Why Bother Remaining Pet Free?
I don’t hate dogs, I just don’t care to share my space with them. Two out of three of my friends own dogs, as well as two out of three of my sons, so I practically stand alone with my opinion. Thankfully, my friends do not hold this particular preference of mine against me. My sons just don’t bring up the subject in my presence. No one ever asks me to house sit their pet, and I do not hold that against anyone.
It is true that I grew up around dogs. My dad loved them, my mom tolerated them. The first one, Bubbles was a collie and spitz and all white. She used to watch me make lunches for my siblings and me, hoping I’d toss her a piece of baloney. She also rode on the hood of our car, sitting between my brother and me as Dad drove slowly down county roads as Dad would do on Saturday afternoons. On one of those times, she leapt off the hood to chase after something and died. I’d never seen my dad cry before that.
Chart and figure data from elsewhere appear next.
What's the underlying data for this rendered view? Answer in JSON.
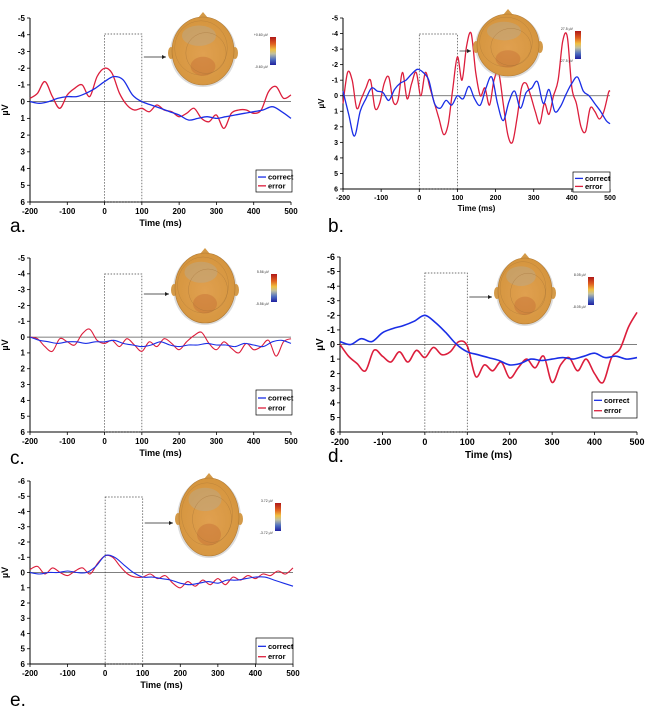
{
  "chart_data": [
    {
      "id": "a",
      "panel_label": "a.",
      "type": "line",
      "xlabel": "Time (ms)",
      "ylabel": "µV",
      "xlim": [
        -200,
        500
      ],
      "ylim": [
        -5,
        6
      ],
      "xticks": [
        -200,
        -100,
        0,
        100,
        200,
        300,
        400,
        500
      ],
      "yticks": [
        -5,
        -4,
        -3,
        -2,
        -1,
        0,
        1,
        2,
        3,
        4,
        5,
        6
      ],
      "window": [
        0,
        100
      ],
      "colorbar": {
        "max": "+0.60 µV",
        "min": "-0.60 µV"
      },
      "legend": "bottom-right",
      "series": [
        {
          "name": "correct",
          "color": "#1a2ee6",
          "x": [
            -200,
            -175,
            -150,
            -125,
            -100,
            -75,
            -50,
            -25,
            0,
            25,
            50,
            75,
            100,
            125,
            150,
            175,
            200,
            225,
            250,
            275,
            300,
            325,
            350,
            375,
            400,
            425,
            450,
            475,
            500
          ],
          "y": [
            0,
            0.1,
            0,
            -0.2,
            -0.3,
            -0.3,
            -0.5,
            -0.8,
            -1.2,
            -1.5,
            -1.3,
            -0.4,
            0,
            0.2,
            0.4,
            0.6,
            0.8,
            1.1,
            1.0,
            0.9,
            1.0,
            0.9,
            0.8,
            0.7,
            0.6,
            0.5,
            0.3,
            0.6,
            1.0
          ]
        },
        {
          "name": "error",
          "color": "#dc1e3c",
          "x": [
            -200,
            -180,
            -160,
            -140,
            -120,
            -100,
            -80,
            -60,
            -40,
            -20,
            0,
            20,
            40,
            60,
            80,
            100,
            120,
            140,
            160,
            180,
            200,
            220,
            240,
            260,
            280,
            300,
            320,
            340,
            360,
            380,
            400,
            420,
            440,
            460,
            480,
            500
          ],
          "y": [
            -0.2,
            -0.5,
            -1.2,
            -0.3,
            0.4,
            -0.4,
            -0.8,
            -1.0,
            -0.3,
            -1.5,
            -2.0,
            -1.7,
            -0.5,
            0.2,
            0.5,
            0.4,
            0.6,
            0.2,
            0.5,
            0.6,
            0.9,
            0.7,
            0.4,
            1.0,
            1.2,
            0.8,
            1.6,
            0.7,
            0.5,
            0.5,
            0.7,
            0.5,
            -0.6,
            -0.9,
            -0.2,
            -0.4
          ]
        }
      ]
    },
    {
      "id": "b",
      "panel_label": "b.",
      "type": "line",
      "xlabel": "Time (ms)",
      "ylabel": "µV",
      "xlim": [
        -200,
        500
      ],
      "ylim": [
        -5,
        6
      ],
      "xticks": [
        -200,
        -100,
        0,
        100,
        200,
        300,
        400,
        500
      ],
      "yticks": [
        -5,
        -4,
        -3,
        -2,
        -1,
        0,
        1,
        2,
        3,
        4,
        5,
        6
      ],
      "window": [
        0,
        100
      ],
      "colorbar": {
        "max": "27.5 µV",
        "min": "-27.5 µV"
      },
      "legend": "bottom-right",
      "series": [
        {
          "name": "correct",
          "color": "#1a2ee6",
          "x": [
            -200,
            -185,
            -170,
            -155,
            -140,
            -125,
            -110,
            -95,
            -80,
            -65,
            -50,
            -35,
            -20,
            -5,
            10,
            25,
            40,
            55,
            70,
            85,
            100,
            115,
            130,
            145,
            160,
            175,
            190,
            205,
            220,
            235,
            250,
            265,
            280,
            295,
            310,
            325,
            340,
            355,
            370,
            385,
            400,
            415,
            430,
            445,
            460,
            475,
            490,
            500
          ],
          "y": [
            -0.3,
            1.2,
            2.6,
            1.0,
            0.2,
            -0.5,
            -0.3,
            -0.2,
            0.3,
            -0.4,
            -0.8,
            -1.0,
            -1.4,
            -1.7,
            -1.5,
            -1.0,
            0.5,
            0.8,
            0.3,
            0.6,
            0,
            0.2,
            -0.6,
            0.2,
            0.6,
            -0.5,
            -1.2,
            0.5,
            1.6,
            0.4,
            -0.3,
            0.8,
            -0.2,
            -0.5,
            -0.9,
            0.5,
            -0.4,
            1.0,
            0.7,
            -0.1,
            -0.8,
            -1.2,
            -0.3,
            0,
            0.5,
            1.0,
            1.6,
            1.8
          ]
        },
        {
          "name": "error",
          "color": "#dc1e3c",
          "x": [
            -200,
            -188,
            -176,
            -164,
            -152,
            -140,
            -128,
            -116,
            -104,
            -92,
            -80,
            -68,
            -56,
            -44,
            -32,
            -20,
            -8,
            4,
            16,
            28,
            40,
            52,
            64,
            76,
            88,
            100,
            112,
            124,
            136,
            148,
            160,
            172,
            184,
            196,
            208,
            220,
            232,
            244,
            256,
            268,
            280,
            292,
            304,
            316,
            328,
            340,
            352,
            364,
            376,
            388,
            400,
            412,
            424,
            436,
            448,
            460,
            472,
            484,
            496,
            500
          ],
          "y": [
            0.5,
            -1.5,
            -1.0,
            0.8,
            0.2,
            -0.5,
            -1.0,
            0.8,
            0.5,
            -0.8,
            -1.2,
            0.4,
            0.3,
            -1.5,
            0.2,
            -0.8,
            -1.5,
            0,
            -1.5,
            -0.5,
            0.5,
            1.5,
            2.5,
            1.8,
            -0.5,
            -2.5,
            -1.0,
            -3.2,
            -4.0,
            -1.5,
            0,
            -0.5,
            0.6,
            -1.0,
            -1.5,
            0.5,
            2.5,
            3.0,
            1.5,
            -0.5,
            -0.8,
            0,
            1.0,
            1.8,
            0.5,
            1.2,
            0,
            -1.0,
            -3.5,
            -3.8,
            -0.5,
            0.5,
            2.0,
            2.3,
            0.8,
            1.0,
            1.5,
            1.0,
            -0.2,
            -0.3
          ]
        }
      ]
    },
    {
      "id": "c",
      "panel_label": "c.",
      "type": "line",
      "xlabel": "Time (ms)",
      "ylabel": "µV",
      "xlim": [
        -200,
        500
      ],
      "ylim": [
        -5,
        6
      ],
      "xticks": [
        -200,
        -100,
        0,
        100,
        200,
        300,
        400,
        500
      ],
      "yticks": [
        -5,
        -4,
        -3,
        -2,
        -1,
        0,
        1,
        2,
        3,
        4,
        5,
        6
      ],
      "window": [
        0,
        100
      ],
      "colorbar": {
        "max": "5.56 µV",
        "min": "-5.56 µV"
      },
      "legend": "bottom-right",
      "series": [
        {
          "name": "correct",
          "color": "#1a2ee6",
          "x": [
            -200,
            -175,
            -150,
            -125,
            -100,
            -75,
            -50,
            -25,
            0,
            25,
            50,
            75,
            100,
            125,
            150,
            175,
            200,
            225,
            250,
            275,
            300,
            325,
            350,
            375,
            400,
            425,
            450,
            475,
            500
          ],
          "y": [
            0,
            0.2,
            0.3,
            0.4,
            0.3,
            0.3,
            0.4,
            0.3,
            0.3,
            0.2,
            0.4,
            0.5,
            0.6,
            0.5,
            0.3,
            0.5,
            0.6,
            0.5,
            0.5,
            0.4,
            0.5,
            0.5,
            0.6,
            0.4,
            0.5,
            0.6,
            0.3,
            0.2,
            0.4
          ]
        },
        {
          "name": "error",
          "color": "#dc1e3c",
          "x": [
            -200,
            -180,
            -160,
            -140,
            -120,
            -100,
            -80,
            -60,
            -40,
            -20,
            0,
            20,
            40,
            60,
            80,
            100,
            120,
            140,
            160,
            180,
            200,
            220,
            240,
            260,
            280,
            300,
            320,
            340,
            360,
            380,
            400,
            420,
            440,
            460,
            480,
            500
          ],
          "y": [
            0,
            0.1,
            0.6,
            0.9,
            0.1,
            0.3,
            0.5,
            -0.2,
            -0.5,
            0.2,
            0.4,
            0.2,
            0.6,
            0.1,
            0.5,
            0.9,
            0.3,
            0.6,
            0.1,
            0.4,
            0.8,
            0.3,
            -0.1,
            -0.3,
            0.4,
            0.8,
            0.3,
            0.7,
            1.0,
            0.4,
            0.8,
            0.6,
            0.2,
            1.2,
            0.3,
            0.1
          ]
        }
      ]
    },
    {
      "id": "d",
      "panel_label": "d.",
      "type": "line",
      "xlabel": "Time (ms)",
      "ylabel": "µV",
      "xlim": [
        -200,
        500
      ],
      "ylim": [
        -6,
        6
      ],
      "xticks": [
        -200,
        -100,
        0,
        100,
        200,
        300,
        400,
        500
      ],
      "yticks": [
        -6,
        -5,
        -4,
        -3,
        -2,
        -1,
        0,
        1,
        2,
        3,
        4,
        5,
        6
      ],
      "window": [
        0,
        100
      ],
      "colorbar": {
        "max": "8.05 µV",
        "min": "-8.05 µV"
      },
      "legend": "bottom-right",
      "series": [
        {
          "name": "correct",
          "color": "#1a2ee6",
          "x": [
            -200,
            -175,
            -150,
            -125,
            -100,
            -75,
            -50,
            -25,
            0,
            25,
            50,
            75,
            100,
            125,
            150,
            175,
            200,
            225,
            250,
            275,
            300,
            325,
            350,
            375,
            400,
            425,
            450,
            475,
            500
          ],
          "y": [
            -0.2,
            0,
            -0.4,
            -0.2,
            -0.8,
            -1.1,
            -1.3,
            -1.6,
            -2.0,
            -1.5,
            -0.8,
            0,
            0.5,
            0.7,
            0.9,
            1.1,
            1.4,
            1.3,
            1.0,
            1.1,
            1.0,
            0.9,
            1.0,
            0.8,
            0.6,
            0.9,
            0.8,
            1.0,
            0.9
          ]
        },
        {
          "name": "error",
          "color": "#dc1e3c",
          "x": [
            -200,
            -180,
            -160,
            -140,
            -120,
            -100,
            -80,
            -60,
            -40,
            -20,
            0,
            20,
            40,
            60,
            80,
            100,
            120,
            140,
            160,
            180,
            200,
            220,
            240,
            260,
            280,
            300,
            320,
            340,
            360,
            380,
            400,
            420,
            440,
            460,
            480,
            500
          ],
          "y": [
            0,
            0.8,
            1.3,
            1.8,
            0.4,
            0.8,
            1.2,
            0.5,
            1.2,
            0.4,
            0.9,
            0.2,
            0.7,
            0.5,
            -0.2,
            0.1,
            2.2,
            1.4,
            1.8,
            1.2,
            2.3,
            1.6,
            1.0,
            1.6,
            0.8,
            2.6,
            1.4,
            0.9,
            1.8,
            1.0,
            2.0,
            2.6,
            0.9,
            0.3,
            -1.2,
            -2.2
          ]
        }
      ]
    },
    {
      "id": "e",
      "panel_label": "e.",
      "type": "line",
      "xlabel": "Time (ms)",
      "ylabel": "µV",
      "xlim": [
        -200,
        500
      ],
      "ylim": [
        -6,
        6
      ],
      "xticks": [
        -200,
        -100,
        0,
        100,
        200,
        300,
        400,
        500
      ],
      "yticks": [
        -6,
        -5,
        -4,
        -3,
        -2,
        -1,
        0,
        1,
        2,
        3,
        4,
        5,
        6
      ],
      "window": [
        0,
        100
      ],
      "colorbar": {
        "max": "3.72 µV",
        "min": "-3.72 µV"
      },
      "legend": "bottom-right",
      "series": [
        {
          "name": "correct",
          "color": "#1a2ee6",
          "x": [
            -200,
            -175,
            -150,
            -125,
            -100,
            -75,
            -50,
            -25,
            0,
            25,
            50,
            75,
            100,
            125,
            150,
            175,
            200,
            225,
            250,
            275,
            300,
            325,
            350,
            375,
            400,
            425,
            450,
            475,
            500
          ],
          "y": [
            0,
            0.1,
            0,
            0,
            -0.1,
            0,
            0,
            -0.4,
            -1.1,
            -1.0,
            -0.5,
            0,
            0.3,
            0.3,
            0.4,
            0.5,
            0.7,
            0.8,
            0.7,
            0.6,
            0.7,
            0.5,
            0.5,
            0.4,
            0.3,
            0.3,
            0.5,
            0.7,
            0.9
          ]
        },
        {
          "name": "error",
          "color": "#dc1e3c",
          "x": [
            -200,
            -180,
            -160,
            -140,
            -120,
            -100,
            -80,
            -60,
            -40,
            -20,
            0,
            20,
            40,
            60,
            80,
            100,
            120,
            140,
            160,
            180,
            200,
            220,
            240,
            260,
            280,
            300,
            320,
            340,
            360,
            380,
            400,
            420,
            440,
            460,
            480,
            500
          ],
          "y": [
            -0.2,
            -0.4,
            0.1,
            -0.3,
            0,
            0.2,
            -0.1,
            -0.3,
            0.1,
            -0.6,
            -1.1,
            -1.0,
            -0.4,
            0.1,
            0.3,
            0.3,
            0.1,
            0.4,
            0.2,
            0.7,
            1.0,
            0.6,
            0.9,
            0.5,
            0.8,
            0.4,
            0.8,
            0.3,
            0.5,
            0.2,
            0.4,
            0.1,
            0.2,
            -0.1,
            0.1,
            -0.3
          ]
        }
      ]
    }
  ]
}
When my husband and I got together he bought a large black lab and named him Tucker. Whenever Tucker met up with his brother Strider, owned by my sister, they’d run off into the woods and be gone for days, only to return with their muzzles full of porcupine quills.
After Tucker, we had Buck and then after our oldest son was born, someone gave us a beautiful black lab and we named her Maggie. Maggie did well as long as we lived in the country, but when we moved into town, it pained her and us, to keep her tied up. We had to give her away.
Then we were dogless for a few years and I was okay with that. We had children to raise. Our middle son asked for a goldfish for one of his birthdays and I complied. He named his goldfish George. I replaced George often since the lifespan of a goldfish is short. But every new fish was still George.
When our youngest son was about eight, I had a crazy idea for a Christmas present for him; a dog. He could not get enough of the neighbor’s dog and I thought I could handle having a dog around. It was truly a Hallmark moment when he opened the box and found Jack, his new puppy inside. The Hallmark moment lasted for a very short while.
Jack was untrainable and disobedient. Truly I’d never been around a dumber dog. He’d snap his chain and drag it behind him as he wandered the neighborhood. Nothing held that dog.
One Thanksgiving morning he went missing and when I spotted a dog trotting up the street with a large packaged turkey in its mouth, and a length of broken chain dragging behind him, I screamed, “Get that dog inside.” Someone was missing a turkey, but I was not about to go from door to door to inquire.
The most surprising thing about Jack was he didn’t seem to have an expiration date. When our son left home at eighteen, Jack was still alive. Our oldest son came to the rescue, and adopted Jack taking him into his home.
Since Jack left, more than ten years ago, my husband and I have settled into a mostly dogless lifestyle. We don’t own one, but sometimes one accompanies our youngest son, who still loves dogs, when he comes to visit.
I know my stance of doglessness rubs some people the wrong way, but really, I’ve never met a dog whose breath smells fresh, whose hair doesn’t fall out and who is content not to bark just to hear their own bark. Beside that they whine, nudge their nose into my crotch and are not cheap to keep.
My husband is still fond of dogs. He actually pets them when we visit our oldest son. My daughter-in-law picked up on this and suggested that we get a dog for my husband.
I’ve assured her that when I am gone, she can find him a dog, one that replaces my whining, shedding and bad breath. In the meantime, why bother remaining dogless? So far the clean house and poop free yard is worth it.